Od 5 do 20 godzin tygodniowo na samo egzekwowanie płatności od klientów poświęca 64 proc. polskich firm. “Sytuacja ta jest szczególnie trudna dla sektora MŚP, który ma mniejsze marże i skromniejsze rezerwy finansowe. Obciążenie ich działów finansowych i księgowych w procesie odzyskiwania należności utrudnia codzienne funkcjonowanie” – zauważyli autorzy badania.

Rodzime przedsiębiorstwa szacują, że 11,5 proc. ich łącznych przychodów to opóźnione płatności. To wynik nieznacznie wyższy od europejskiej średnie – 11,4 proc. Ponad połowa firm z Polski zaakceptowało dłuższy czas zapłaty w umowie, by nie naruszyć dobrych relacji z kontrahentem, wobec 56 proc. firm w Europie. Podobny odsetek (50 proc.) badanych z Polski deklaruje też, że wymaga bardziej rygorystycznych terminów, ze względu m.in. na spadek inflacji (48 proc. w Europie).

Cytowany w badaniu Konrad Olton z Intrum przekazał, że 76 proc. firm inwestuje w analizę danych, która ma zapobiegać zatorom płatniczym. Jego zdaniem weryfikacja kontrahentów przed współpracą i ulepszanie systemów płatności to praktyki, które mogą przyczynić się do minimalizowania potencjalnych opóźnień. “Pomagają też jasne warunki i odpowiednie zabezpieczenia w umowach. To kroki, które warto podjąć na samym początku budowania relacji z klientem” – podkreślił Olton.

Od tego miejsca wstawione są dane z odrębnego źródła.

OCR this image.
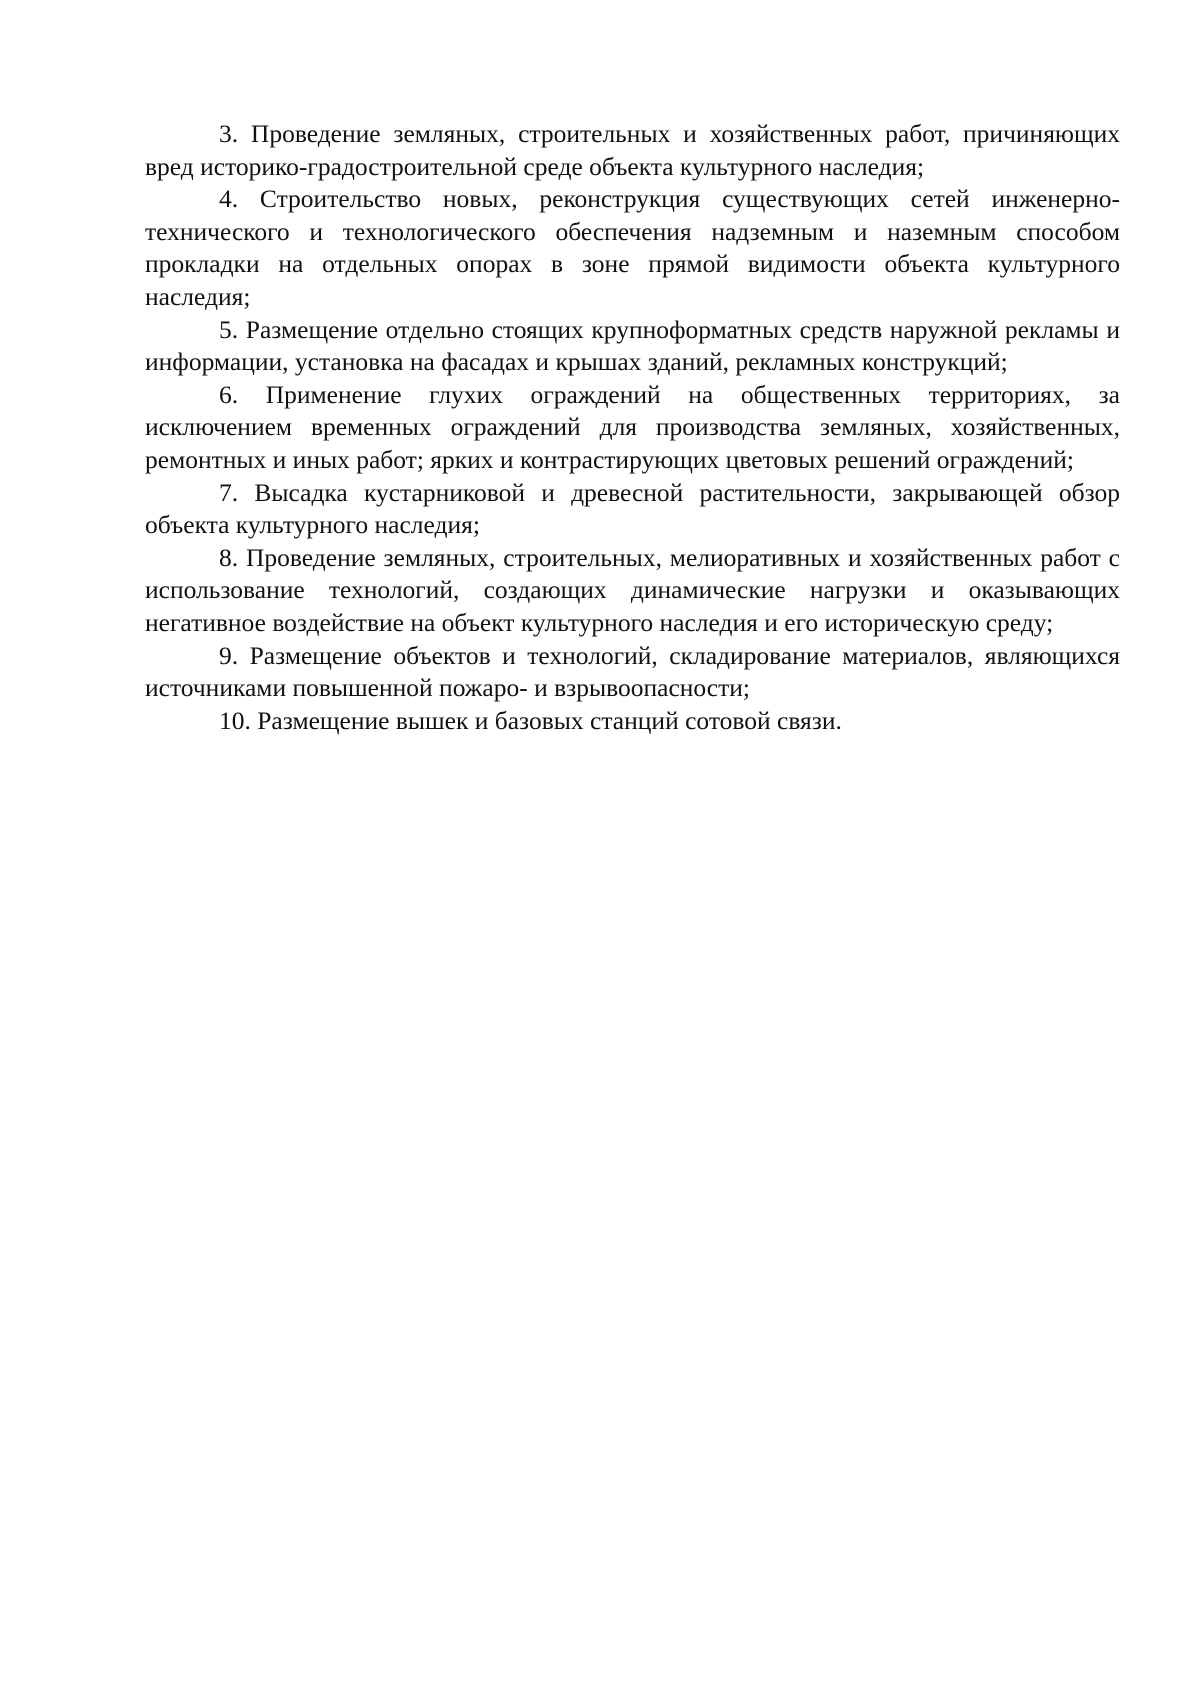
3. Проведение земляных, строительных и хозяйственных работ, причиняющих вред историко-градостроительной среде объекта культурного наследия;

4. Строительство новых, реконструкция существующих сетей инженерно-технического и технологического обеспечения надземным и наземным способом прокладки на отдельных опорах в зоне прямой видимости объекта культурного наследия;

5. Размещение отдельно стоящих крупноформатных средств наружной рекламы и информации, установка на фасадах и крышах зданий, рекламных конструкций;

6. Применение глухих ограждений на общественных территориях, за исключением временных ограждений для производства земляных, хозяйственных, ремонтных и иных работ; ярких и контрастирующих цветовых решений ограждений;

7. Высадка кустарниковой и древесной растительности, закрывающей обзор объекта культурного наследия;

8. Проведение земляных, строительных, мелиоративных и хозяйственных работ с использование технологий, создающих динамические нагрузки и оказывающих негативное воздействие на объект культурного наследия и его историческую среду;

9. Размещение объектов и технологий, складирование материалов, являющихся источниками повышенной пожаро- и взрывоопасности;

10. Размещение вышек и базовых станций сотовой связи.
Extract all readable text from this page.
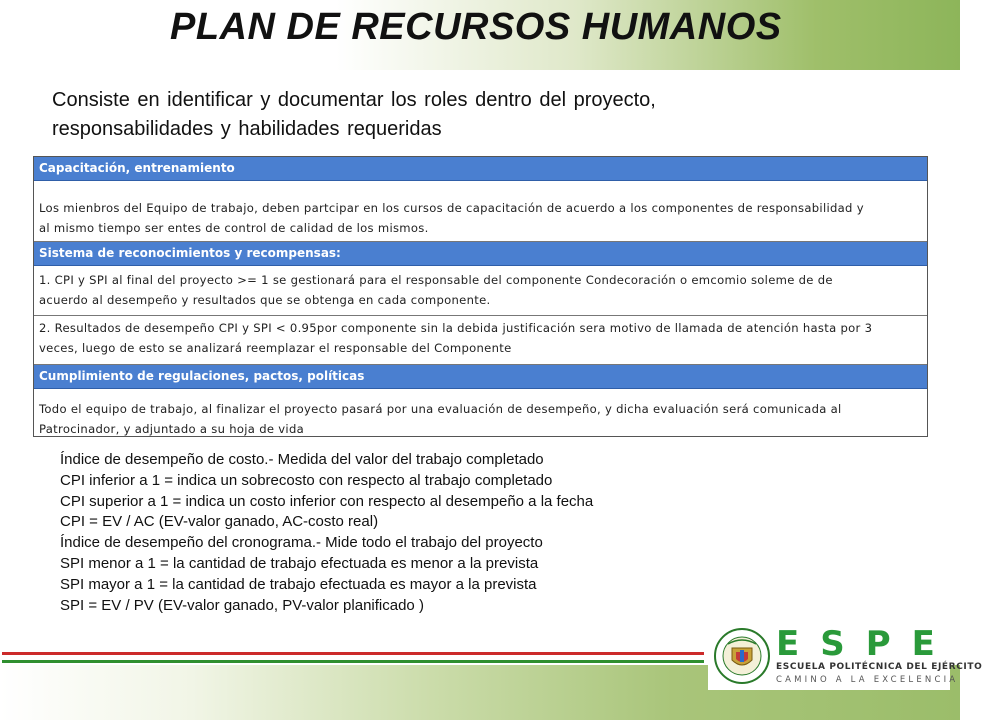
PLAN DE RECURSOS HUMANOS

Consiste en identificar y documentar los roles dentro del proyecto,
responsabilidades y habilidades requeridas

Capacitación, entrenamiento
Los mienbros del Equipo de trabajo, deben partcipar en los cursos de capacitación de acuerdo a los componentes de responsabilidad y
al mismo tiempo ser entes de control de calidad de los mismos.
Sistema de reconocimientos y recompensas:
1. CPI y SPI al final del proyecto >= 1 se gestionará para el responsable del componente Condecoración o emcomio soleme de de
acuerdo al desempeño y resultados que se obtenga en cada componente.
2. Resultados de desempeño CPI y SPI < 0.95por componente sin la debida justificación sera motivo de llamada de atención hasta por 3
veces, luego de esto se analizará reemplazar el responsable del Componente
Cumplimiento de regulaciones, pactos, políticas
Todo el equipo de trabajo, al finalizar el proyecto pasará por una evaluación de desempeño, y dicha evaluación será comunicada al
Patrocinador, y adjuntado a su hoja de vida
Índice de desempeño de costo.- Medida del valor del trabajo completado
CPI inferior a 1 = indica un sobrecosto con respecto al trabajo completado
CPI superior a 1 = indica un costo inferior con respecto al desempeño a la fecha
CPI = EV / AC (EV-valor ganado, AC-costo real)
Índice de desempeño del cronograma.- Mide todo el trabajo del proyecto
SPI menor a 1 = la cantidad de trabajo efectuada es menor a la prevista
SPI mayor a 1 = la cantidad de trabajo efectuada es mayor a la prevista
SPI = EV / PV (EV-valor ganado, PV-valor planificado )
ESPE
ESCUELA POLITÉCNICA DEL EJÉRCITO
CAMINO A LA EXCELENCIA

Sygnały były widoczne od dawna? Polskie firmy upadają, dowiedz się więcej.

Co może usprawnić uregulowanie zaległości?

Eksperci Intrum ocenili, że do walki z zatorami płatniczymi mogą przydać się też system monitorowania należności zintegrowany z księgowością, choć – jak zastrzegli – same systemy ostrzegawcze nie pomogą.

“Odpowiednio dopasowany ton komunikacji z kontrahentem to jedna z tzw. miękkich praktyk, które potrafią przynieść wymierne korzyści. Uprzejme, ale stanowcze mailowe przypomnienie o płatności, regularny kontakt telefoniczny, otwarcie na dialog – te praktyki potrafią usprawnić proces odbierania zaległych należności” – przekonywali.

Podatek od nieufności? Gospodarka traci niemal bilion zł rocznie, dowiedz się więcej.

Dodali, że pomocą mogą być też usługi firmy zewnętrznej, choć w tym wypadku “nie należy jednak czekać do chwili, gdy zaistnieje ryzyko utraty płynności finansowej”. “Skorzystanie ze wsparcia zewnętrznego to także odciążenie operacyjne zespołów, które zamiast na czasochłonnych zadaniach związanych z odzyskiwaniem należności (średnio 9,5 godziny tygodniowo), mogą skupić się na strategicznych dla firmy działaniach” – stwierdzili.